Whitman County is doing the right thing, but the opioid addiction it is trying to face is still winning.

That is why Whitman County should form an official opioid task force to combat a losing battle against this disease.

“It can be a really good framework to bring different stakeholders together and decide who should be at the table whether it’s the police, EMS, or the fire department who will respond,” Blose said. “We believe that each community is the best expert on what they need.”

Along with getting people off heroin, this task force should help rehabilitate people to live productive lives for them and their community. The task force should be willing to make considerable investments in rehabilitation centers and better oversight of opioid prescription.

Despite their good design and purpose, taskforces for fighting opioids sometimes have problems.

“It does happen sometimes where you have a crooked system in the bigger cities, but that’s because there’s not as much oversight as there should be,” Faunce said.

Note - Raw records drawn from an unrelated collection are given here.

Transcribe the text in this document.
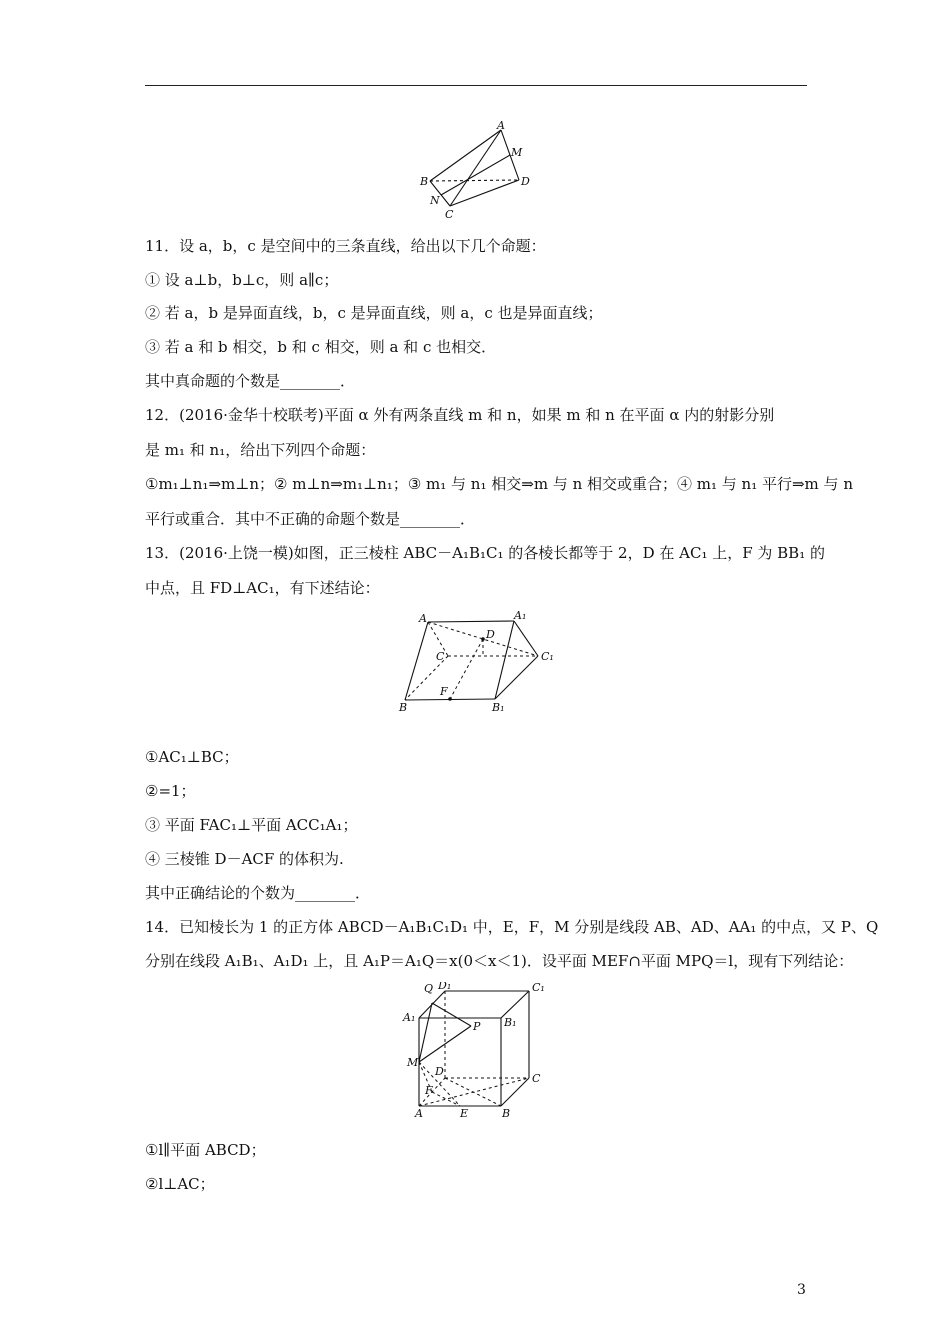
A
M
B	D
N
C
11．设 a，b，c 是空间中的三条直线，给出以下几个命题：
① 设 a⊥b，b⊥c，则 a∥c；
② 若 a，b 是异面直线，b，c 是异面直线，则 a，c 也是异面直线；
③ 若 a 和 b 相交，b 和 c 相交，则 a 和 c 也相交．
其中真命题的个数是________．
12．(2016·金华十校联考)平面 α 外有两条直线 m 和 n，如果 m 和 n 在平面 α 内的射影分别
是 m₁ 和 n₁，给出下列四个命题：
①m₁⊥n₁⇒m⊥n；② m⊥n⇒m₁⊥n₁；③ m₁ 与 n₁ 相交⇒m 与 n 相交或重合；④ m₁ 与 n₁ 平行⇒m 与 n
平行或重合．其中不正确的命题个数是________．
13．(2016·上饶一模)如图，正三棱柱 ABC－A₁B₁C₁ 的各棱长都等于 2，D 在 AC₁ 上，F 为 BB₁ 的
中点，且 FD⊥AC₁，有下述结论：
A	A₁
D
C	C₁
F
B	B₁
①AC₁⊥BC；
②=1；
③ 平面 FAC₁⊥平面 ACC₁A₁；
④ 三棱锥 D－ACF 的体积为.
其中正确结论的个数为________．
14．已知棱长为 1 的正方体 ABCD－A₁B₁C₁D₁ 中，E，F，M 分别是线段 AB、AD、AA₁ 的中点，又 P、Q
分别在线段 A₁B₁、A₁D₁ 上，且 A₁P＝A₁Q＝x(0＜x＜1)．设平面 MEF∩平面 MPQ＝l，现有下列结论：
Q D₁	C₁
A₁
P B₁
M
D
C
F
A	E	B
①l∥平面 ABCD；
②l⊥AC；
3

While this crookedness found in certain task forces is something to watch out for, it makes no sense to not provide the medical care for your community just because big cities have problems.

With new agencies come new responsibilities both to and from the community. Any task force needs to actively seek public opinion and consensus about the actions it plans on taking, and any community needs to hold that task force accountable if it fails its job.

Fighting Whitman County’s growing opioid problem is a moral and medical responsibility that needs to be undertaken.

Whitman County needs an opioid task force.